Choosing keys for maximum column-oriented table performance

Unlike row-oriented YDB tables, column-oriented tables are partitioned by designated partitioning keys. Within each partition, data is distributed based on the table's primary key.

Partitioning key

The partitioning key must be a non-empty subset of the primary key columns. The hash of the partition key determines the partition to which the row belongs. The partition key should be chosen to ensure that data is evenly distributed across partitions. This is typically achieved by including high-cardinality columns, such as high-resolution timestamps (Timestamp data type), in the partition key. Using a partitioning key with low cardinality can lead to an uneven distribution of data across partitions, causing some partitions to become overloaded. Overloaded partitions may result in suboptimal query performance and/or limit the maximum rate of data insertion.
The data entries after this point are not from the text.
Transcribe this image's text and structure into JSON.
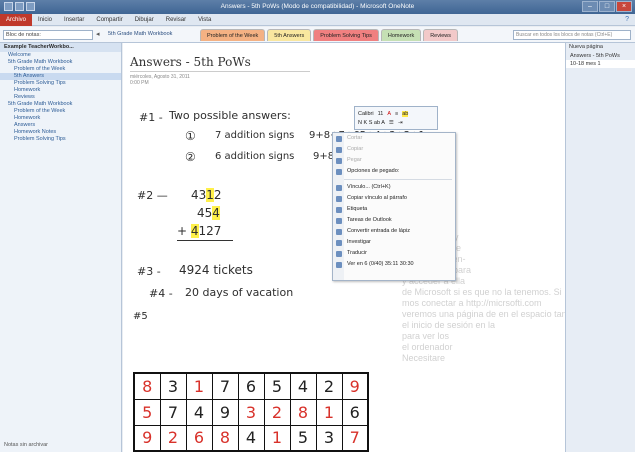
{
  "window": {
    "title": "Answers - 5th PoWs (Modo de compatibilidad) - Microsoft OneNote"
  },
  "menu": {
    "items": [
      "Archivo",
      "Inicio",
      "Insertar",
      "Compartir",
      "Dibujar",
      "Revisar",
      "Vista"
    ]
  },
  "toolbar": {
    "notebook_dropdown": "Bloc de notas:",
    "breadcrumb": "5th Grade Math Workbook",
    "search_placeholder": "Buscar en todos los blocs de notas (Ctrl+E)"
  },
  "section_tabs": [
    {
      "label": "Problem of the Week",
      "color": "#f4b183"
    },
    {
      "label": "5th Answers",
      "color": "#f9e79f"
    },
    {
      "label": "Problem Solving Tips",
      "color": "#f08080"
    },
    {
      "label": "Homework",
      "color": "#c5e0b4"
    },
    {
      "label": "Reviews",
      "color": "#f2c9c9"
    }
  ],
  "nav_pane": {
    "items": [
      {
        "label": "Example TeacherWorkbo...",
        "level": 0
      },
      {
        "label": "Welcome",
        "level": 1
      },
      {
        "label": "5th Grade Math Workbook",
        "level": 1
      },
      {
        "label": "Problem of the Week",
        "level": 2
      },
      {
        "label": "5th Answers",
        "level": 2,
        "selected": true
      },
      {
        "label": "Problem Solving Tips",
        "level": 2
      },
      {
        "label": "Homework",
        "level": 2
      },
      {
        "label": "Reviews",
        "level": 2
      },
      {
        "label": "5th Grade Math Workbook",
        "level": 1
      },
      {
        "label": "Problem of the Week",
        "level": 2
      },
      {
        "label": "Homework",
        "level": 2
      },
      {
        "label": "Answers",
        "level": 2
      },
      {
        "label": "Homework Notes",
        "level": 2
      },
      {
        "label": "Problem Solving Tips",
        "level": 2
      }
    ],
    "bottom": "Notas sin archivar"
  },
  "page": {
    "title": "Answers - 5th PoWs",
    "date": "miércoles, Agosto 31, 2011",
    "time": "0:00 PM"
  },
  "handwriting": {
    "p1_label": "#1 -",
    "p1_text": "Two possible answers:",
    "p1_opt1_num": "①",
    "p1_opt1_text": "7 addition signs",
    "p1_opt1_eq": "9+8+7+65+4+3+2+1",
    "p1_opt2_num": "②",
    "p1_opt2_text": "6 addition signs",
    "p1_opt2_eq": "9+8+7+6+5+43+21",
    "p2_label": "#2 —",
    "p2_line1_a": "43",
    "p2_line1_b": "1",
    "p2_line1_c": "2",
    "p2_line2_a": "45",
    "p2_line2_b": "4",
    "p2_line3_a": "+ ",
    "p2_line3_b": "4",
    "p2_line3_c": "127",
    "p3_label": "#3 -",
    "p3_text": "4924 tickets",
    "p4_label": "#4 -",
    "p4_text": "20 days of vacation",
    "p5_label": "#5"
  },
  "grid": [
    [
      {
        "v": "8",
        "c": "red"
      },
      {
        "v": "3",
        "c": "blk"
      },
      {
        "v": "1",
        "c": "red"
      },
      {
        "v": "7",
        "c": "blk"
      },
      {
        "v": "6",
        "c": "blk"
      },
      {
        "v": "5",
        "c": "blk"
      },
      {
        "v": "4",
        "c": "blk"
      },
      {
        "v": "2",
        "c": "blk"
      },
      {
        "v": "9",
        "c": "red"
      }
    ],
    [
      {
        "v": "5",
        "c": "red"
      },
      {
        "v": "7",
        "c": "blk"
      },
      {
        "v": "4",
        "c": "blk"
      },
      {
        "v": "9",
        "c": "blk"
      },
      {
        "v": "3",
        "c": "red"
      },
      {
        "v": "2",
        "c": "red"
      },
      {
        "v": "8",
        "c": "red"
      },
      {
        "v": "1",
        "c": "red"
      },
      {
        "v": "6",
        "c": "blk"
      }
    ],
    [
      {
        "v": "9",
        "c": "red"
      },
      {
        "v": "2",
        "c": "red"
      },
      {
        "v": "6",
        "c": "red"
      },
      {
        "v": "8",
        "c": "red"
      },
      {
        "v": "4",
        "c": "blk"
      },
      {
        "v": "1",
        "c": "red"
      },
      {
        "v": "5",
        "c": "blk"
      },
      {
        "v": "3",
        "c": "blk"
      },
      {
        "v": "7",
        "c": "red"
      }
    ]
  ],
  "mini_toolbar": {
    "font": "Calibri",
    "size": "11",
    "row2": "N K S ab A"
  },
  "context_menu": [
    {
      "label": "Cortar",
      "dim": true
    },
    {
      "label": "Copiar",
      "dim": true
    },
    {
      "label": "Pegar",
      "dim": true
    },
    {
      "label": "Opciones de pegado:",
      "dim": false
    },
    {
      "sep": true
    },
    {
      "label": "Vínculo... (Ctrl+K)",
      "dim": false
    },
    {
      "label": "Copiar vínculo al párrafo",
      "dim": false
    },
    {
      "label": "Etiqueta",
      "dim": false
    },
    {
      "label": "Tareas de Outlook",
      "dim": false
    },
    {
      "label": "Convertir entrada de lápiz",
      "dim": false
    },
    {
      "label": "Investigar",
      "dim": false
    },
    {
      "label": "Traducir",
      "dim": false
    },
    {
      "label": "Ver en 6 (0/40) 35:11 30:30",
      "dim": false
    }
  ],
  "background_text": [
    "e",
    "da V",
    "aplicaciones y",
    "vicios web que",
    "mpatibilidad en-",
    "e especiado para",
    "y acceder a ella",
    "de Microsoft si es que no la tenemos. Si",
    "mos conectar a http://micrsofti.com",
    "veremos una página de en el espacio tan",
    "el inicio de sesión en la",
    "para ver los",
    "el ordenador",
    "Necesitare"
  ],
  "page_list": {
    "new_page": "Nueva página",
    "items": [
      {
        "label": "Answers - 5th PoWs",
        "selected": false
      },
      {
        "label": "10-18 mes 1",
        "selected": true
      }
    ]
  }
}
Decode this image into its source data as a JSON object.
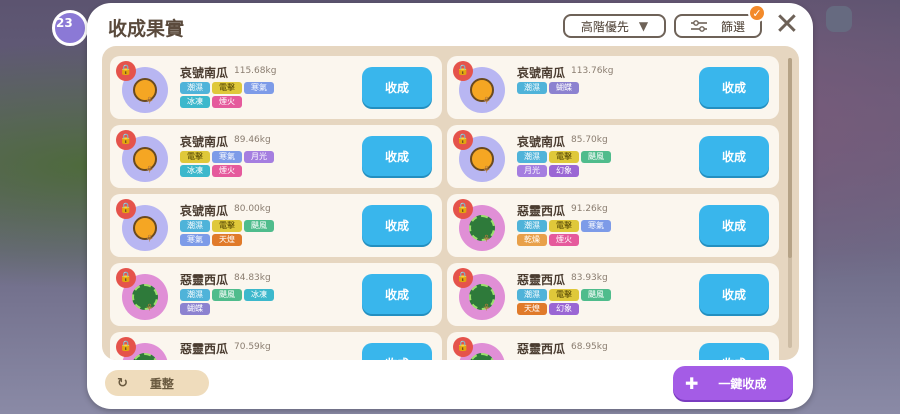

Column-oriented tables do not support automatic repartitioning at the moment. That's why it's important to specify a realistic number of partitions at table creation. You can evaluate the number of partitions you need based on the expected data amounts you are going to add to the table. The average insert throughput for a partition is 1 MB/s. The throughput is mostly affected by the selected primary keys (the need to sort data inside the partition when inserting data). We do not recommend setting up more than 128 partitions for small data streams.

Primary key

The primary key determines how the data will be stored inside the partition. That's why, when selecting a primary key, you need to keep in mind both the effectiveness of reading data from the partition and the effectiveness of inserting data into the partition. The optimum insert use case is to write data to the beginning or end of the table, making rare local updates of previously inserted data. For example, an effective use case would be to store application logs by timestamps, adding records to the end of the partition using the current time in the primary key.

Example

When your data stream is 1 GB per second, an analytical table with 1,000 partitions is an optimal choice. Nevertheless, it is not advisable to create tables with an excessive number of partitions: this could raise resource consumption in the cluster and negatively impact the query rate.